Abstract
Residual cancer burden (RCB) is a strong prognostic marker after neoadjuvant chemotherapy (NAC) in breast cancer (BC), yet some BCs defy their predicted outcomes. Using single-cell spatial transcriptomics and genomic profiling, we investigate mechanisms underlying divergent fates of BCs with high RCB across subtypes. In triple-negative BC (TNBC), CXCL9+ macrophage-CD8+ T cell interactions via chemokines and interferon-gamma signaling promote favorable outcomes, while SPP1+ macrophage-cancer cell interactions driven by hypoxia signaling correlate with poor prognosis.
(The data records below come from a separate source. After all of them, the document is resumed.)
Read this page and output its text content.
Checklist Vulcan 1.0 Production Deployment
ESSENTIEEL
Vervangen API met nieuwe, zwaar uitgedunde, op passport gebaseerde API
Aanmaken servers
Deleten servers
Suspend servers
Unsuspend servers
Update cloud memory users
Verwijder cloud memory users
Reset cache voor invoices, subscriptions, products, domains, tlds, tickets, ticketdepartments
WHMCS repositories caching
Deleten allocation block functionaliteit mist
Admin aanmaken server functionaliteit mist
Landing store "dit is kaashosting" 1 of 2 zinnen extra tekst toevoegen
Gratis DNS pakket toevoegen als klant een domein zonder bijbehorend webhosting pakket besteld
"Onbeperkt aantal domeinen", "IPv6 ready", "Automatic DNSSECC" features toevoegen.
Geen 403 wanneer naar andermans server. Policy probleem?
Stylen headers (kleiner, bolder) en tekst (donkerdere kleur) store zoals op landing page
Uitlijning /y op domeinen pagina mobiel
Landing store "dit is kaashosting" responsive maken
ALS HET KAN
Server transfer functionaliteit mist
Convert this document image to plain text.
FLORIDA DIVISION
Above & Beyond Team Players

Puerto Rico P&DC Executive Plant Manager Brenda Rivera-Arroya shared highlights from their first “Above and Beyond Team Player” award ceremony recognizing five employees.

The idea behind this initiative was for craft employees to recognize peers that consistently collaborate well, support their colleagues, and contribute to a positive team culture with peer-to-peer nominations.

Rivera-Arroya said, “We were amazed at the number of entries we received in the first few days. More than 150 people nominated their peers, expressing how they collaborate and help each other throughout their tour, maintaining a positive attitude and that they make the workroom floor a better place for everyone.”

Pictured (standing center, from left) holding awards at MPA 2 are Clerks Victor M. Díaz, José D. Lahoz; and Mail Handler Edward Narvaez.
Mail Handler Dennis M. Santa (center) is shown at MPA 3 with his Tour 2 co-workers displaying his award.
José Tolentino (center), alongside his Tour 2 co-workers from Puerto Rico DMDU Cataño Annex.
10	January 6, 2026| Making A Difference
In non-TNBC, the extent of basal-like cancer cells and their proximity to scarce immune cells are linked to prognosis. Additionally, tumor-intrinsic features-such as homologous recombination deficiency in hormone receptor (HR)-positive cancers and structural variations, including extrachromosomal ERBB2 DNA in human epidermal growth factor receptor 2 (HER2)-positive cancers-predict worse outcomes. This study highlights distinct genomic and microenvironmental strategies governing BC subtype-specific fates after NAC.
Keywords:
breast cancer; extrachromosomal DNA; intrinsic subtype; neoadjuvant treatment; residual cancer burden; spatial transcriptomics; whole-genome sequencing.